Demolition by Neglect at Takoma Theater?

Not doing so hot. (Lydia DePillis)

Not doing so hot. (Lydia DePillis)

It's been five months since the Office of Planning firmly denied Milton McGinty's request to demolish the Takoma Theater, his long-shuttered venue on 4th and Butternut Streets NW. Since we spoke in early June, he first insisted that he would sue in Superior Court to reverse the decision, and then backed off that promise. "I really don’t want to spend the money filing a suit and then have no money left to build the building," McGinty told me in late September.

In the mean time, the 87-year-old building has fallen even deeper into disrepair. In a mid-August letter to interested parties–including the Takoma Theater Conservancy, which has been trying to buy and renovate the theater for years now–McGinty said that he would be putting no more money into maintenance. Then came the heavy rains, which didn't help the mold that makes it hard to breathe inside the theater. According to a visitor in September, there's also a resident cat.

Until about a decade ago, nothing would have forced McGinty to do anything with the property, as long as he didn't actively knock down the theater. But under D.C.'s "demolition by neglect" statute, he's actually forbidden from allowing the building to fall so far into disrepair that it's no longer salvageable. The Conservancy's Loretta Neumann knows that the more the roof leaks and the mold festers, the more expensive it will be to renovate.

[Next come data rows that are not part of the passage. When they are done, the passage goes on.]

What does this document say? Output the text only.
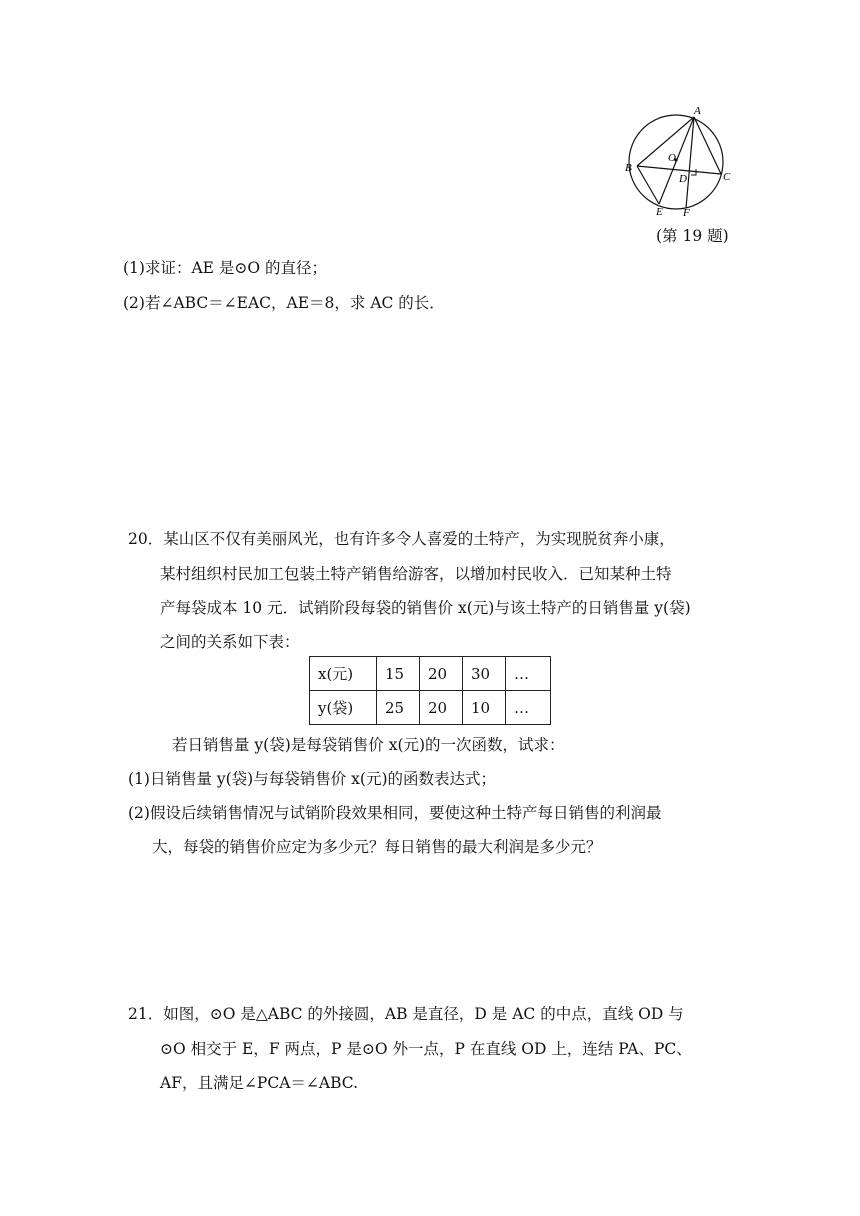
A
B
C
D
E F
O
(第 19 题)
(1)求证：AE 是⊙O 的直径；
(2)若∠ABC＝∠EAC，AE＝8，求 AC 的长．
20．某山区不仅有美丽风光，也有许多令人喜爱的土特产，为实现脱贫奔小康，
某村组织村民加工包装土特产销售给游客，以增加村民收入．已知某种土特
产每袋成本 10 元．试销阶段每袋的销售价 x(元)与该土特产的日销售量 y(袋)
之间的关系如下表：
x(元)	15	20	30	…
y(袋)	25	20	10	…
若日销售量 y(袋)是每袋销售价 x(元)的一次函数，试求：
(1)日销售量 y(袋)与每袋销售价 x(元)的函数表达式；
(2)假设后续销售情况与试销阶段效果相同，要使这种土特产每日销售的利润最
大，每袋的销售价应定为多少元？每日销售的最大利润是多少元？
21．如图，⊙O 是△ABC 的外接圆，AB 是直径，D 是 AC 的中点，直线 OD 与
⊙O 相交于 E，F 两点，P 是⊙O 外一点，P 在直线 OD 上，连结 PA、PC、
AF，且满足∠PCA＝∠ABC.
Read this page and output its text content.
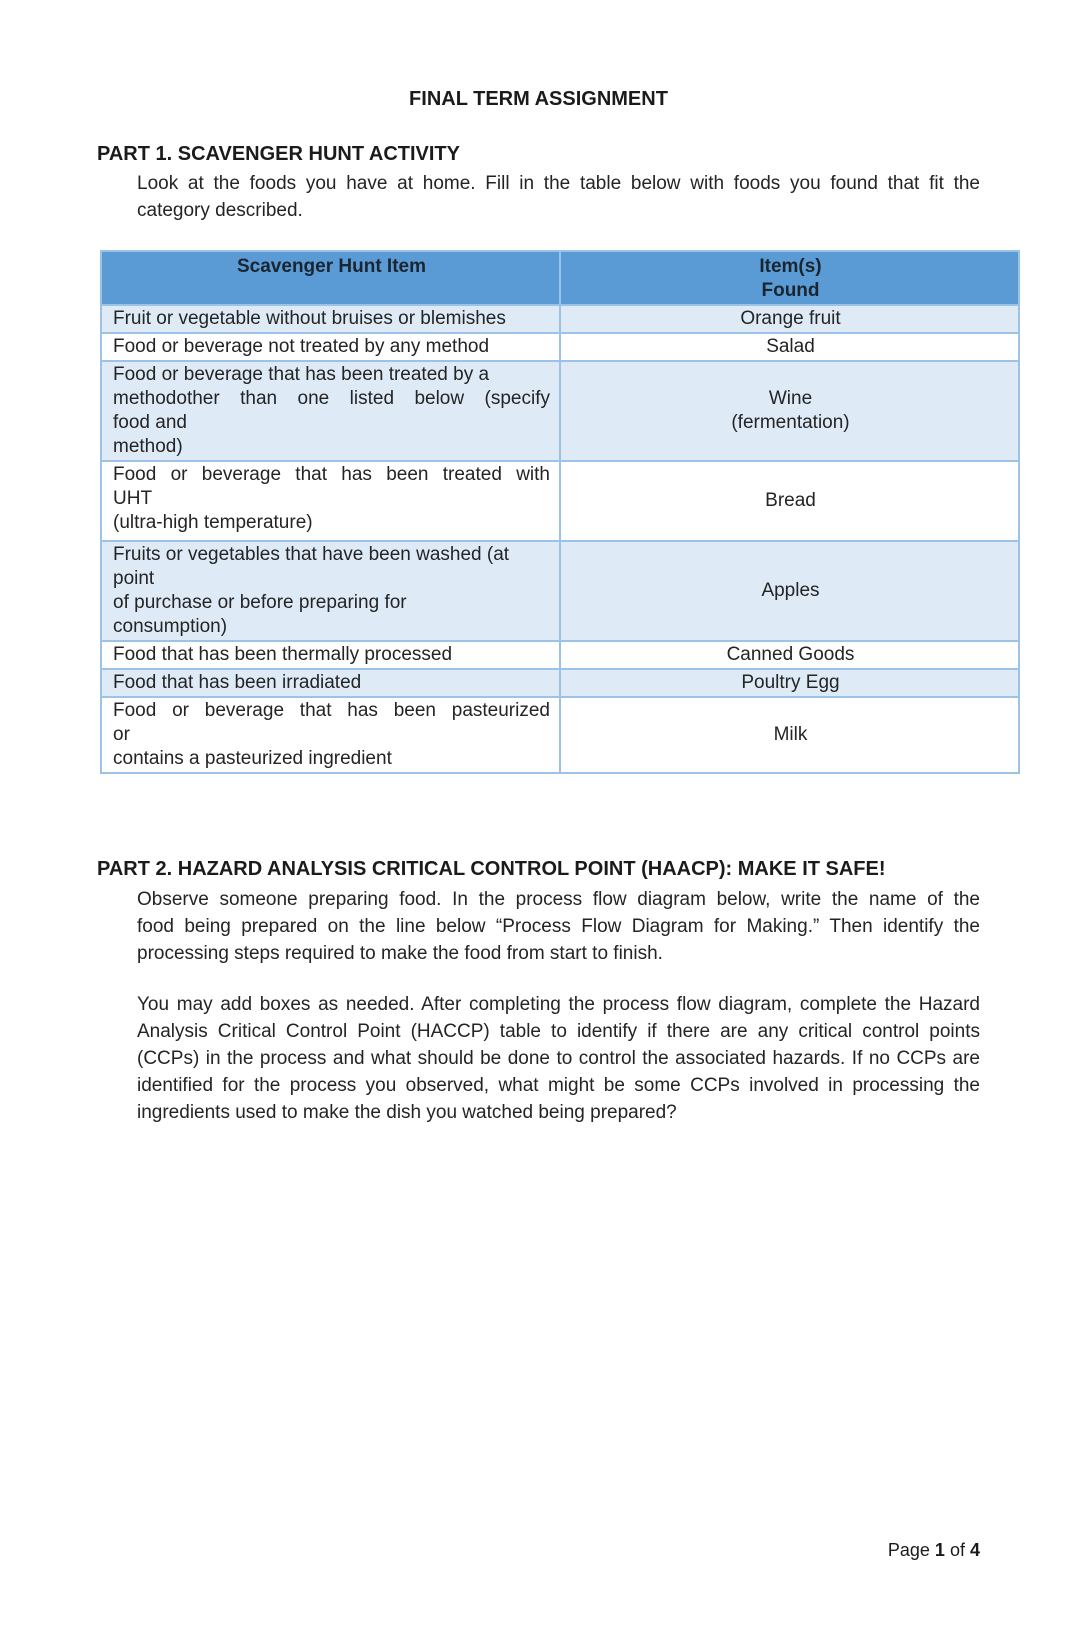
FINAL TERM ASSIGNMENT
PART 1. SCAVENGER HUNT ACTIVITY
Look at the foods you have at home. Fill in the table below with foods you found that fit the
category described.
Scavenger Hunt Item	Item(s)
Found

Fruit or vegetable without bruises or blemishes	Orange fruit

Food or beverage not treated by any method	Salad

Food or beverage that has been treated by a
methodother than one listed below (specify
food and
method)	Wine
(fermentation)

Food or beverage that has been treated with
UHT
(ultra-high temperature)	Bread

Fruits or vegetables that have been washed (at
point
of purchase or before preparing for
consumption)	Apples

Food that has been thermally processed	Canned Goods

Food that has been irradiated	Poultry Egg

Food or beverage that has been pasteurized
or
contains a pasteurized ingredient	Milk
PART 2. HAZARD ANALYSIS CRITICAL CONTROL POINT (HAACP): MAKE IT SAFE!
Observe someone preparing food. In the process flow diagram below, write the name of the
food being prepared on the line below “Process Flow Diagram for Making.” Then identify the
processing steps required to make the food from start to finish.
You may add boxes as needed. After completing the process flow diagram, complete the Hazard
Analysis Critical Control Point (HACCP) table to identify if there are any critical control points
(CCPs) in the process and what should be done to control the associated hazards. If no CCPs are
identified for the process you observed, what might be some CCPs involved in processing the
ingredients used to make the dish you watched being prepared?
Page 1 of 4
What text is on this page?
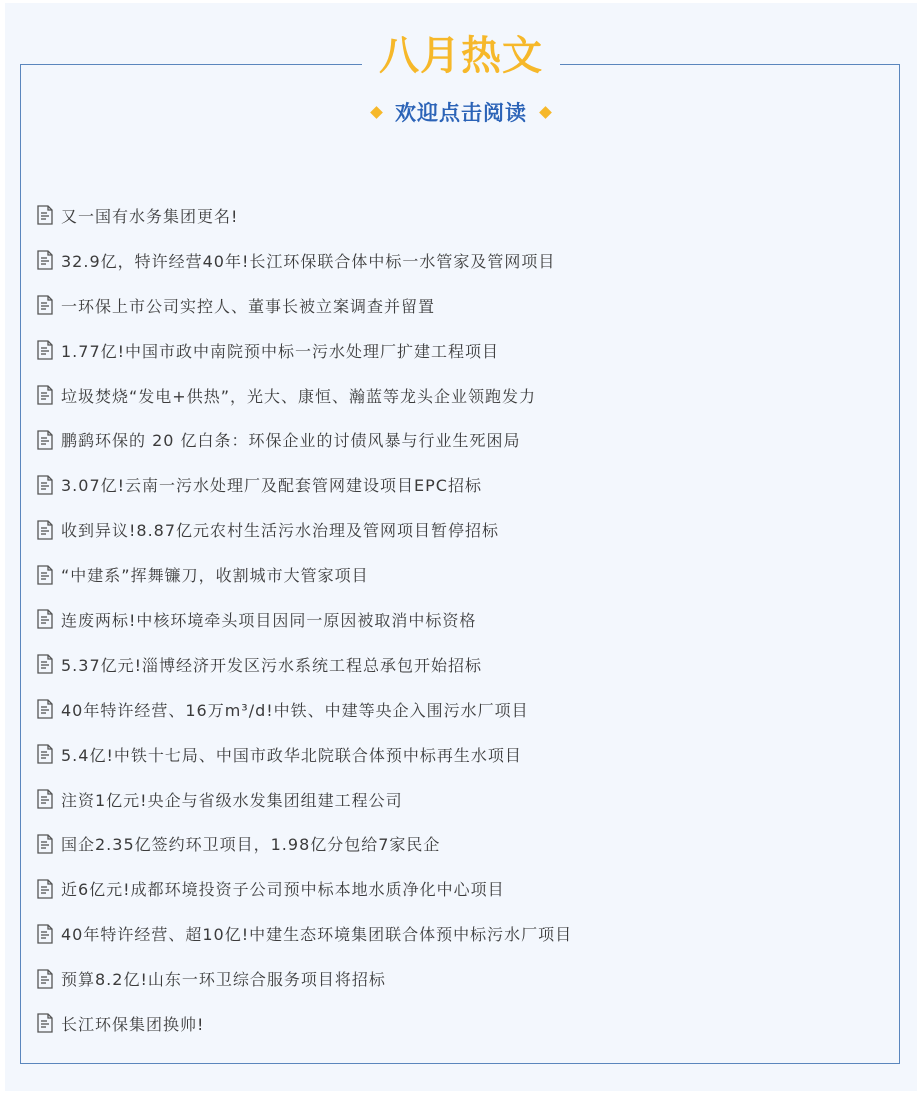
八月热文
欢迎点击阅读
又一国有水务集团更名!
32.9亿，特许经营40年!长江环保联合体中标一水管家及管网项目
一环保上市公司实控人、董事长被立案调查并留置
1.77亿!中国市政中南院预中标一污水处理厂扩建工程项目
垃圾焚烧“发电+供热”，光大、康恒、瀚蓝等龙头企业领跑发力
鹏鹞环保的 20 亿白条：环保企业的讨债风暴与行业生死困局
3.07亿!云南一污水处理厂及配套管网建设项目EPC招标
收到异议!8.87亿元农村生活污水治理及管网项目暂停招标
“中建系”挥舞镰刀，收割城市大管家项目
连废两标!中核环境牵头项目因同一原因被取消中标资格
5.37亿元!淄博经济开发区污水系统工程总承包开始招标
40年特许经营、16万m³/d!中铁、中建等央企入围污水厂项目
5.4亿!中铁十七局、中国市政华北院联合体预中标再生水项目
注资1亿元!央企与省级水发集团组建工程公司
国企2.35亿签约环卫项目，1.98亿分包给7家民企
近6亿元!成都环境投资子公司预中标本地水质净化中心项目
40年特许经营、超10亿!中建生态环境集团联合体预中标污水厂项目
预算8.2亿!山东一环卫综合服务项目将招标
长江环保集团换帅!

Neumann has convened a meeting tonight with Councilmember Muriel Bowser, the Historic Preservation Office, and DCRA to figure out what to do next. It's at 7:00 p.m. at the Takoma Education Center.

Comments

  1. #1

    This situation really upsets me. While you are freely reporting Mr. McGinty's perceived errors, you neglect to mention that the indovidual who raised concerns about mold inside of the building on behalf of the conservancy did not have anyone's consent to enter the property and, in fact, broke into the theater to "inspect" it as a private citizen. In addition, although the conservancy has been trying to "buy" the property for some years, they've come up with a grand total of $160,000 for a property with an appraised value of $1.5 Million. The conservancy may want a theater, but as an owner, shouldn't Milton McGinty have property rights as owner and the person who pays taxes for the property and, surely, no one is suggesting that he should take a $1.4Million loss on the property because the conservancy wants a theater. Its a sad day when a group of people who have done nothing to pay for the upkeep or purchase of a building feel free to manage a private landowner's rights. Shame on them for messing with an elderly man and shame on D.C. for having no respect for private property rights!

  2. #2

    There is nothing historical about the Takoma Theater, it's an eyesore, tear it down!

  3. #3

    Concerned- interestingly you don't leave a real name- I'd suggest you check your facts before accuising a dedicated group of neighborhood cultural activists if I wasn't pretty sure you know the facts but chose to distort them.

    Rick, although tastes vary. of course, many in the DC area and beyond see the beauty and historical importance of the Theatre, myself included, as an important art deco building, one of the last designed by John Jacob Zinc that is still standing. I'd also encourage people to become familiar with the great work the folks who are striving to save the theater are doing in area schools with the Smithsonian...the Takoma Theatre would be a fabulous venue for all that activity and much more.

  4. #4

    Simone, here's some facts that I'm pretty sure I have right: you don't own the property and you can't afford to buy it. Until you can and the gentlemen who does chooses to sell to you, you have no right to attempt to tell him what to do with the property. In case you didn't realize, although the property may be designated historic, it is not publicly owned.